The constitutional requirements for mental health care in state hospitals and prisons vary, providing hurdles to a clear understanding of the problems facing the mentally ill. To ensure effective and quality care, the community must be educated on these matters such that they may hold the partnership accountable when the government fails to do so itself. In 1998, the World Health Organization set out a target for improving mental health, stating: “By the year 2020, people’s psychosocial wellbeing should be improved and better comprehensive services should be available to and accessible by people with mental health problems.” World Health Organization, Mental Health Promotion in Prisons (Nov. 1998). Contrary to these findings, in 2019, Louisiana’s “treatment” of the mentally ill in its prisons and state hospitals has not suitably improved.

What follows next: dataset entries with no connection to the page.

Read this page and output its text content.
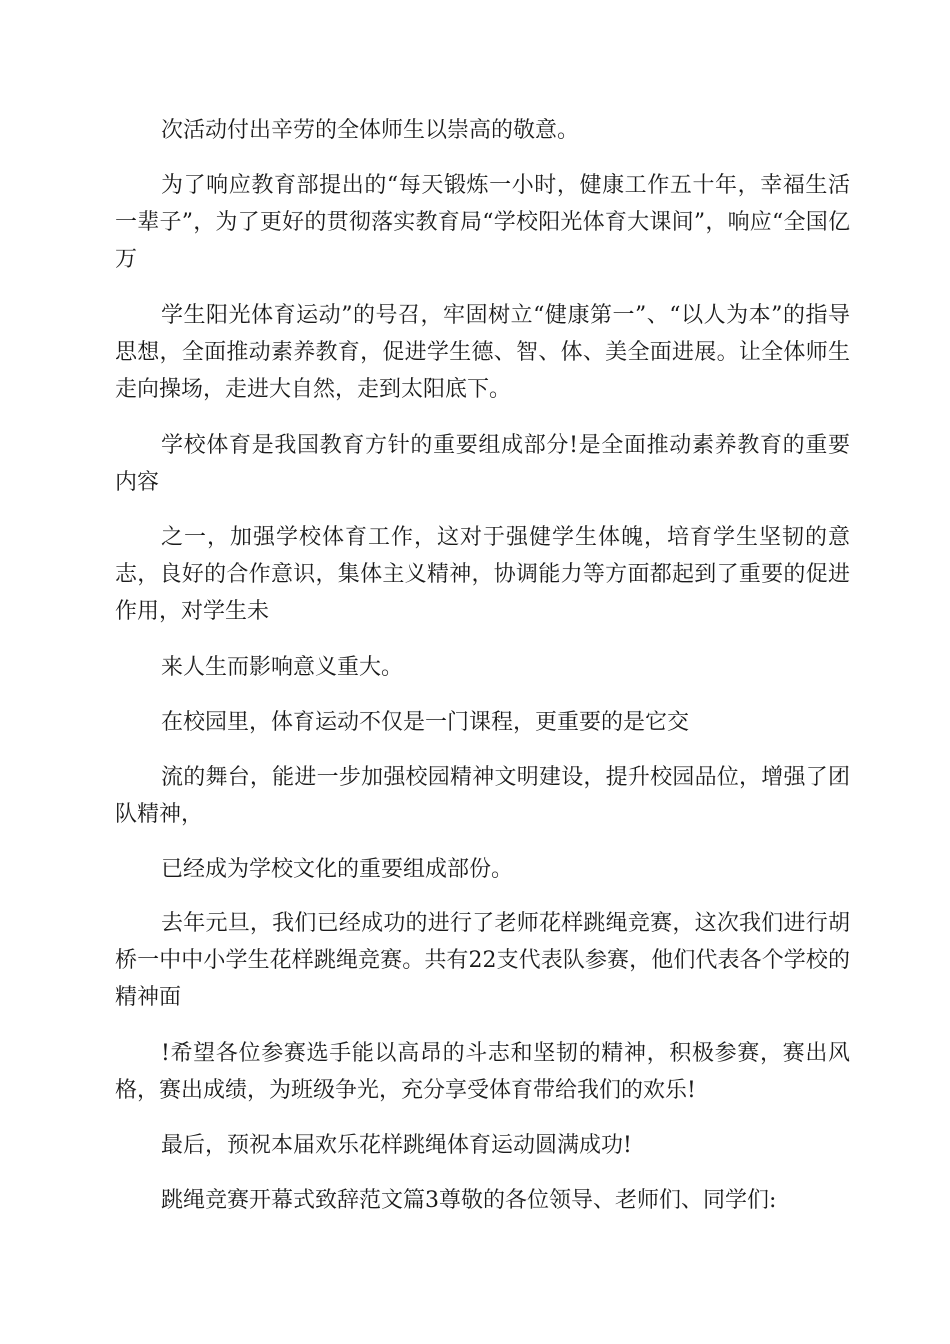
次活动付出辛劳的全体师生以崇高的敬意。

为了响应教育部提出的“每天锻炼一小时，健康工作五十年，幸福生活一辈子”，为了更好的贯彻落实教育局“学校阳光体育大课间”，响应“全国亿万

学生阳光体育运动”的号召，牢固树立“健康第一”、“以人为本”的指导思想，全面推动素养教育，促进学生德、智、体、美全面进展。让全体师生走向操场，走进大自然，走到太阳底下。

学校体育是我国教育方针的重要组成部分!是全面推动素养教育的重要内容

之一，加强学校体育工作，这对于强健学生体魄，培育学生坚韧的意志，良好的合作意识，集体主义精神，协调能力等方面都起到了重要的促进作用，对学生未

来人生而影响意义重大。

在校园里，体育运动不仅是一门课程，更重要的是它交

流的舞台，能进一步加强校园精神文明建设，提升校园品位，增强了团队精神，

已经成为学校文化的重要组成部份。

去年元旦，我们已经成功的进行了老师花样跳绳竞赛，这次我们进行胡桥一中中小学生花样跳绳竞赛。共有22支代表队参赛，他们代表各个学校的精神面

!希望各位参赛选手能以高昂的斗志和坚韧的精神，积极参赛，赛出风格，赛出成绩，为班级争光，充分享受体育带给我们的欢乐!

最后，预祝本届欢乐花样跳绳体育运动圆满成功!

跳绳竞赛开幕式致辞范文篇3尊敬的各位领导、老师们、同学们:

Furthermore, Louisiana fails to accurately account for its “treatment” of the mentally ill, causing difficulty in determining precisely how and where Louisiana’s “treatment” is merely a “trick.” See Substance Abuse & Mental Health Servs. Admin., 2017 SAMHSA Uniform Reporting System (URS) Output Tables for Louisiana (reporting that Louisiana claimed to serve 586 mentally ill persons in jails and 227 in an institutional setting); contra La. Dep’t of Pub. Safety & Corrections Div. of Med. & Mental Health, Briefing Book 149 (June 30, 2018) (reporting Louisiana’s claim to have over 1,700 persons suffering from a serious mental illness in its correctional population in 2017). Although Louisiana’s mentally ill population has grown exponentially, the availability of mental health services has declined. Worse, the services provided do not remotely satisfy national best practices. See Substance Abuse & Mental Health Servs. Admin., 2017 SAMHSA Uniform Reporting System (URS) Output Tables for Louisiana (reporting that Louisiana fails to meet even 1 percent of national best practices).
The time is upon us for lawmakers, stakeholders, and advocates to ensure that race, poverty, and mental illness are no longer prerequisites for Louisiana’s abusive trickery.